Thanks for the explanation. That confirms some intuition from the Wired article I had on human vs mechanical proofs. It sounds like what they’re doing is similar to Richard Gabriel’s essays for IT or marketing theory in general where it’s better to identify the bandwagons with huge momentum to find ways to attach ones’ own ideas to them. The computational verifiers have been going against momentum by doing stuff in such a different way that current field of human proof says, “Uh, that’s not what we do. Are you sure you’re in the right room with those ideas?” Whereas, this work starts with their methods, then creates computational equivalents where possible, and shows how they can benefit them without changing much of what they’re doing.
Yeah, I’d say that’s an approach that will win over a lot more mathematicians if any can at all that is. Not to say we can’t do both as we see with program verification field getting lots of practitioners and results. It’s just they’ll remain separate unless people start doing program verification in a way closer to how mathematicians think. I’m not sure that’s going to happen since problems from high-level representations mismatching low-level implementations are why they took current approach to begin with. There’s some potential, though, when using algebraic or state models given it was done in the past knocking out lots of problems.
There’s also already methods being developed to convert the high-level stuff into equivalent low-level stuff like Imperative/HOL or the ceritfying compilers for proof assitants. Might be possible to grab some extra mathematicians into formal verification if they can do human-centric proofs on high-level algorithms with the transformation tools doing the rest to let them avoid tedium or steps computers do better. Anything really interesting they come up with would likely be duplicated later by people in the program-centric side of things.
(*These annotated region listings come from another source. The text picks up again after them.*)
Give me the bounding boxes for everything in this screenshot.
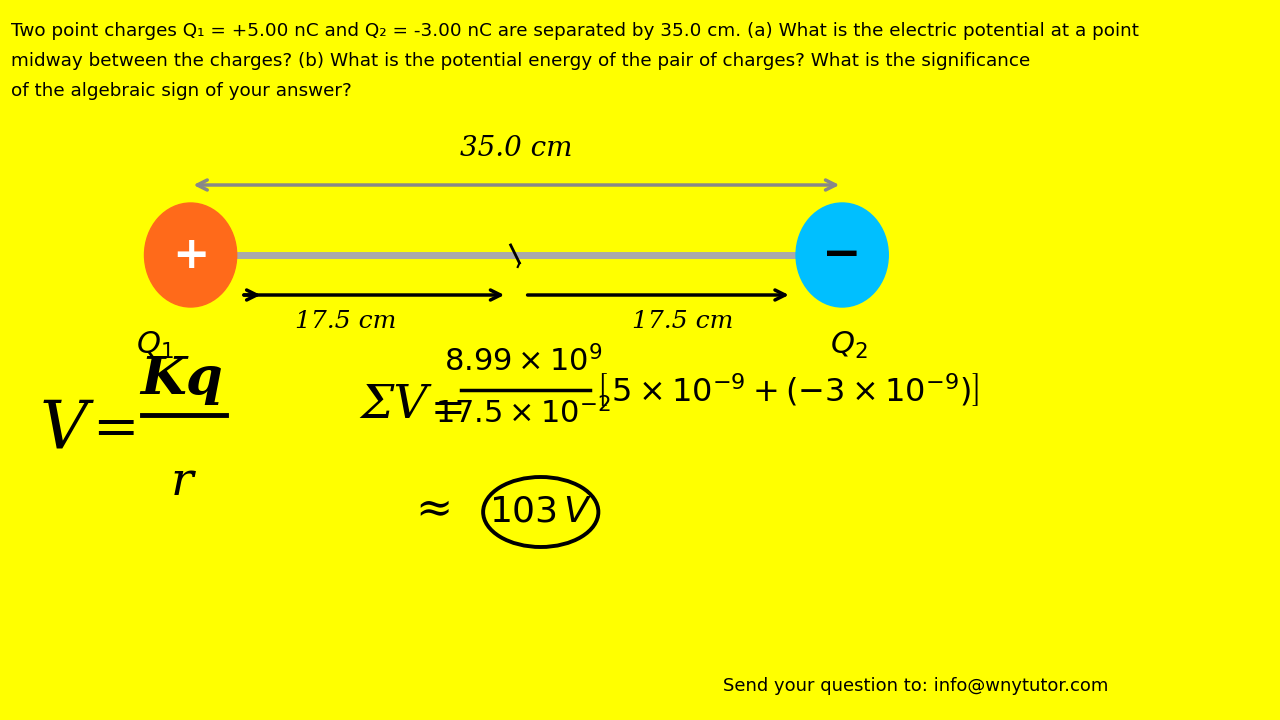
Text: 35.0 cm: 35.0 cm — [460, 135, 572, 162]
Text: $\mathit{103\,V}$: $\mathit{103\,V}$ — [489, 495, 593, 529]
Text: V: V — [40, 397, 88, 463]
Ellipse shape — [796, 203, 888, 307]
Text: 17.5 cm: 17.5 cm — [632, 310, 733, 333]
Text: $\left[\,5\times10^{-9}+\left(-3\times10^{-9}\right)\right]$: $\left[\,5\times10^{-9}+\left(-3\times10… — [595, 372, 979, 409]
Text: 17.5 cm: 17.5 cm — [296, 310, 397, 333]
Ellipse shape — [145, 203, 237, 307]
Text: =: = — [430, 389, 465, 431]
Text: $8.99\times10^{9}$: $8.99\times10^{9}$ — [444, 346, 603, 378]
Text: $Q_1$: $Q_1$ — [136, 330, 174, 361]
Text: +: + — [172, 233, 210, 276]
Text: of the algebraic sign of your answer?: of the algebraic sign of your answer? — [10, 82, 352, 100]
Text: $Q_2$: $Q_2$ — [831, 330, 868, 361]
Text: −: − — [822, 233, 861, 277]
Text: Send your question to: info@wnytutor.com: Send your question to: info@wnytutor.com — [723, 677, 1108, 695]
Text: ≈: ≈ — [416, 488, 453, 531]
Text: midway between the charges? (b) What is the potential energy of the pair of char: midway between the charges? (b) What is … — [10, 52, 1030, 70]
Text: Kq: Kq — [141, 354, 223, 405]
Text: =: = — [92, 402, 138, 457]
Text: $17.5\times10^{-2}$: $17.5\times10^{-2}$ — [435, 398, 611, 431]
Text: Two point charges Q₁ = +5.00 nC and Q₂ = -3.00 nC are separated by 35.0 cm. (a) : Two point charges Q₁ = +5.00 nC and Q₂ =… — [10, 22, 1139, 40]
Text: ΣV: ΣV — [361, 382, 429, 428]
Text: r: r — [170, 460, 193, 505]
Just speculating there since I’m too distant from the practice to know for sure. I’m probably going to have to learn (or attempt to learn) the methods of mathematical proof in the future to get better at my meta-explorations of these issues. I was looking for easy books on it based on recommendations by folks on places like Hacker News. I bookmarked your two. Here’s the others I that popped up a lot in discussions which had good reviews for newcomers in case any of you have experience with them:
Concepts of Modern Mathematics by Stewart
Introduction to Mathematical Reasoning: Numbers, Sets, and Functions by Eccles
A few people also recommended How to Prove It by Velleman though most didn’t say it was for newcomers. Maybe one or two said it was with most just claiming it’s helpful for understanding proof.
I bring these up because I like to collect resources that I can pass on to lots of people to bring them in these sub-fields. People learning invariants and such seem to have hardest time with initial concepts of formalizing ideas into math form. Then, the proving gets them after that. Ideally, I’d have one to a few books (less quantity/cost the better) to use myself and/or recommend to others that cover those really well. Once they get those concepts, the rest might come more easily. Especially the simpler specifications or proofs used in stuff like SPARK Ada given it’s mostly Boolean and first-order logic. Optionally, they can work from there to learn either human- or machine-oriented proving with greater complexity.
EDIT: Went ahead and bought these to review them myself. If I can’t use any one, I’ll just donate it to library or give it to someone more mathematically inclined to further their development.
This changes everything. So many mathematicians have carte blanche ignored provers despite their obvious utility. I think it’s mostly because the adjustment pains are simply too great to find them useful.